The future of News: from one oligarch to the next?

In the wake of a punch to the face from phone-hacking-Leveson-scandalous-British-naughtiness, and a kick to the balls from shrinking print revenues, News Corporation is contemplating splitting its TV assets from its print ones.

The plan would be to remove the newspaper drag from the share price, and hopefully bypass some of the regulatory fallout from News International’s behaviour. In Australia, that’d mean the Foxtel, FoxSports and Sky stakes going into ‘Good News’, and the papers, magazines and book publishing (HarperCollins) going into ‘Bad News’.

An obvious problem here is that Bad News would be, well, bad news.

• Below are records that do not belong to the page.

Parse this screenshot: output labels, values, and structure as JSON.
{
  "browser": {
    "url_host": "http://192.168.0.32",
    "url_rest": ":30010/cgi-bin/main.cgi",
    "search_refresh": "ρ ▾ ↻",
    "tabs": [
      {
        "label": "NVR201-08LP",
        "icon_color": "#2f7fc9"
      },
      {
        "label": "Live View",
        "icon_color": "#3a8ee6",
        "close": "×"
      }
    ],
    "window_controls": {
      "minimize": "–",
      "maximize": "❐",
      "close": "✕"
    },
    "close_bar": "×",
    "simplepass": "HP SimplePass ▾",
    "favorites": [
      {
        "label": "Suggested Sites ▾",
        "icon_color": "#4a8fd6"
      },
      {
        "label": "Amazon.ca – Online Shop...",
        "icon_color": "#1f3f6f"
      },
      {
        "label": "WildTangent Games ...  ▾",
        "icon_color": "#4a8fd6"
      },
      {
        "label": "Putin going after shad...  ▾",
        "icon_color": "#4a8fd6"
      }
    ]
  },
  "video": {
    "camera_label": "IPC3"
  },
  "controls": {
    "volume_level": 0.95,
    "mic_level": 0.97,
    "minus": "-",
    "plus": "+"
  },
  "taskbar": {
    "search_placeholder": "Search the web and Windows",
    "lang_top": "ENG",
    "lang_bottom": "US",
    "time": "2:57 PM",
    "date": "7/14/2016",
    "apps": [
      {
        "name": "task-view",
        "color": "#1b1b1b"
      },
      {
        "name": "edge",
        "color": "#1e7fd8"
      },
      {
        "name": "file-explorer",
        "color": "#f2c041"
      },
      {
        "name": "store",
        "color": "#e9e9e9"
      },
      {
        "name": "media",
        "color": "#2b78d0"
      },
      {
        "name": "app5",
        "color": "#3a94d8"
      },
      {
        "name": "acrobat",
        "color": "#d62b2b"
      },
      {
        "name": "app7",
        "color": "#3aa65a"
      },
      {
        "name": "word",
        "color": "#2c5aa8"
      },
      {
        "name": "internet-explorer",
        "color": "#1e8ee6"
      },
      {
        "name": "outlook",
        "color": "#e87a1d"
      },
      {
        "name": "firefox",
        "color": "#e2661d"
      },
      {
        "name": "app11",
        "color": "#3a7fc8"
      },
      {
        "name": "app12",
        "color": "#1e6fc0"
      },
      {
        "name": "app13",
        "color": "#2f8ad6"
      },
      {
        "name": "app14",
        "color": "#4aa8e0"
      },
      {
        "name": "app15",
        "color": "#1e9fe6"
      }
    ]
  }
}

The analysts at Nomura have worked out what the historic and forecast income statements would be for both demerged companies. They’re projecting that, despite the newspaper division halving in profit (EBIT) in 2012, future profit declines will only be in the region of 5% a year – and that global newspaper division (including digital) revenues will show slight overall growth. Nomura values the print company worldwide at around US$3-4 billion.

To me, that sounds optimistic. 2012 is going to be particularly awful for the newspaper division because it’s the financial year after the cash cow of the News of the World was killed, sure. Nonetheless, looking at Fairfax’s position, the Guardian’s position, News Limited’s announced cuts in Australia, the Times and Australian’s massive losses, and the ongoing march of often free, often superior (albeit seldom both) online news sources, growing sales even at the rate of inflation seems like a pipedream.

Supposedly, the WSJ’s finances are in a better state than most of the other titles, because people actually pay for business information online. The four remaining sensational big city tabloids in the group – the UK Sun, New York Post, Sydney Daily Telegraph and Melbourne Herald Sun – likely still make money, since they were never reliant on classified advertising. But the Times and the Australian are reported to lose vast sums annually, despite the imposition on both of draconian paywalls which very few people have taken up, and which mean that they form no part of the online conversation.

(the Times recently started a Tumblr for some of its opinion content, in a desperate attempt to maintain some kind of relevance to the outside world…)

Now, Rupert Murdoch is 81, and his children show absolutely no interest in taking over the print business. And Bad News would be a publicly traded company with shareholder obligations.

When you’re a vehicle for an oligarch to promote his corporate interests to politicians, in the way Mr Murdoch has used his papers for the last 50 years, bunging tens of millions of dollars a year into a respectable-opinion-leading project like the Australian or the Times can get you results far in excess of your investment: tax reliefs, exemptions from competition laws, broadcasting licenses, etc.

But once you break the link with the corporation that benefits from the regulatory corruption, lose the oligarch to retirement/senility/Old Father Time, and lose the ability to shape national conversation by excluding your pieces from most modern forms of sharing and discussion, then really, what’s the point?

So the only way for the Times and the Oz to survive is to be sold to some kind of oligarch who’d benefit from their advocacy. In London, you can barely throw a stick and not hit some overseas billionaire or other, so that should be easy enough.

In Australia – now, who might be interested in buying a voice in the national conversation? Who easily has the money to continue publishing the Australian, tearing down the paywall, making it into perhaps (if Fairfax’s desperate plans are followed through) the only free source of premium news and commentary in the country? Who has a conveniently close ideological position to the one the Australian is already pushing? And who’s just been rebuffed in her attempt to gain control of a couple of newspapers whose readers and editorial staff are completely opposed to her ideological position?

Gina for the Oz. You read it here first!